Mécanisme européen de stabilité : verdict de la cour de Karlsruhe le 10 juillet
La Cour constitutionnelle allemande décidera des recours déposés contre le MES et le pacte budgétaire. Le gouvernement allemand se montre confiant.
La Cour constitutionnelle allemande décidera des recours déposés contre le MES et le pacte budgétaire. Le gouvernement allemand se montre confiant.
Le 10 juillet, toutes les chancelleries européennes regarderont en direction de Karlsruhe, la ville où siège la Cour constitutionnelle allemande. Ce jour là, les juges examineront les recours déposés contre le mécanisme européen de stabilité financière (MES), le principal fonds de sauvetage européen, et le pacte budgétaire.
Lors d’une audience publique, ils décideront si le Président allemand aura le droit, ou non, de finaliser la ratification en signant les textes approuvés par les parlementaires. La Cour ne décidera pas de la constitutionnalité des textes, une question plus complexe qui sera traitée ultérieurement. Elle se limitera à l’examen des conséquences d’une ratification qui interviendrait avant sa décision finale.
Sans l’accord de l’Allemagne, qui apporte 23 des 80 milliards de fonds propres, le MES ne peut pas entrer en vigueur.
Le Président allemand Joachim Gauck a décidé, le 21 juin, d’attendre la décision de la Cour sur la compatibilité des traités avec la loi fondamentale avant de signer les textes, dernière étape du processus de ratification.

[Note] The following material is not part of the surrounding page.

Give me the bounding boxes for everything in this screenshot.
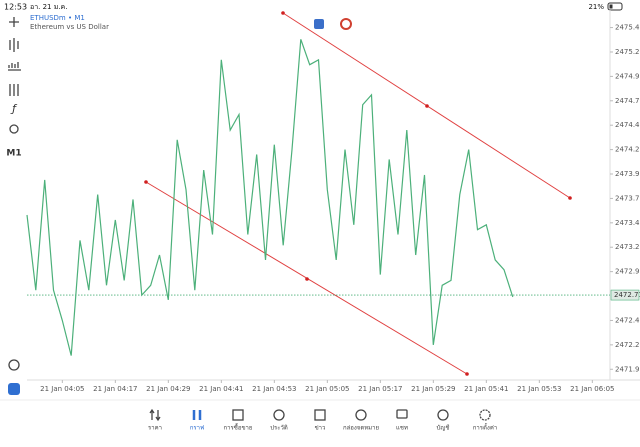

Les deux chambres du parlement allemand ont, quant à elles, approuvé, vendredi 29 juin, le MES et le pacte budgétaire à la majorité de deux tiers.
12 000 citoyens
La Cour a été saisie, entre autres, par le groupe parlementaire de l’extrême-gauche « Die Linke » et l’association « Oser plus de démocratie », représentée par l’ancienne ministre de la Justice Hertha Däubler-Gmelin (SPD) et le professeur de droit public Christoph Degenhart. Leur recours a recueilli le soutien de plus de 12 000 citoyens allemands.
Vers un état fédéral?
Selon eux, les traités constituent une avancée vers un État européen de type fédéral qui priverait le Parlement allemand (Bundestag) de ses compétences en matière budgétaire. Ce « changement de nature de l’État » nécessiterait une réforme de la constitution allemande, estime l’association « Oser plus de démocratie » dans sa plainte déposée immédiatement après le vote parlementaire la semaine dernière.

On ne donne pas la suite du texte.